The Monetary Authority of Singapore has stated that insurance companies are required to compute the asset share for each cohort of participating policies and that the insurer needs to have a "governance framework" to ensure that the bonuses are distributed fairly to policyholders. They also declared that the law has stated that all the assets in the participating funds belong to the policyholders and that there is no "orphaned money".

This approach has a fundamental weakness. It is possible for the insurer to under-declare the bonus or to pay less than a fair value to the policyholder of a terminated policy, and to accumulate the "surplus" (although known as the "estate" or "orphaned money") in the life insurance fund. This has been the practice over the past decades, prior to the introduction of the concept of "asset share".

The MAS approach relies on a "governance framework" involving the appointed actuary and the board of directors, who are made responsible for the "fair treatment of policyholders". There is no independent party representing the interest of the policyholders in this arrangement. Some people refer to this arrangement as appointing the fox to guard the hen house.

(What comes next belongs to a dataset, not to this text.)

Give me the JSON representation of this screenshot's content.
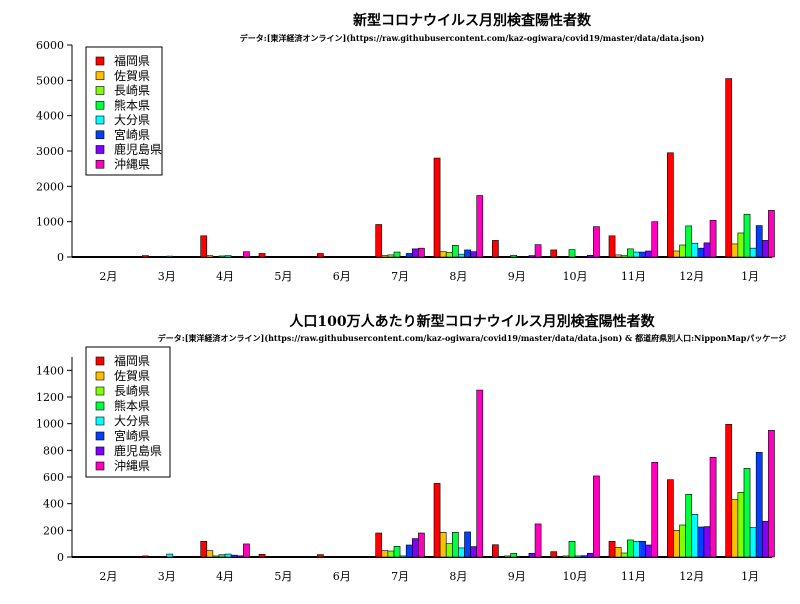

The regulator in Malaysia has adopted the concept of "asset share" in a simple and fair way. The key elements are:

a) The asset share has to be computed for each policy, taking the actual premium and investment income and deducting the actual expenses, based on the actual experience of the policy.
b) The insurer is free to declare the bonus in any appropriate manner, to ensure its future solvency.
c) The asset share has to be paid to the policyholder on the termination of the policy after a certain number of years, and on maturity.

I hope that MAS will adopt the approach used in Malaysia. It can be done quite easily and will produce fair results that do not rely on the honesty of the "governance framework".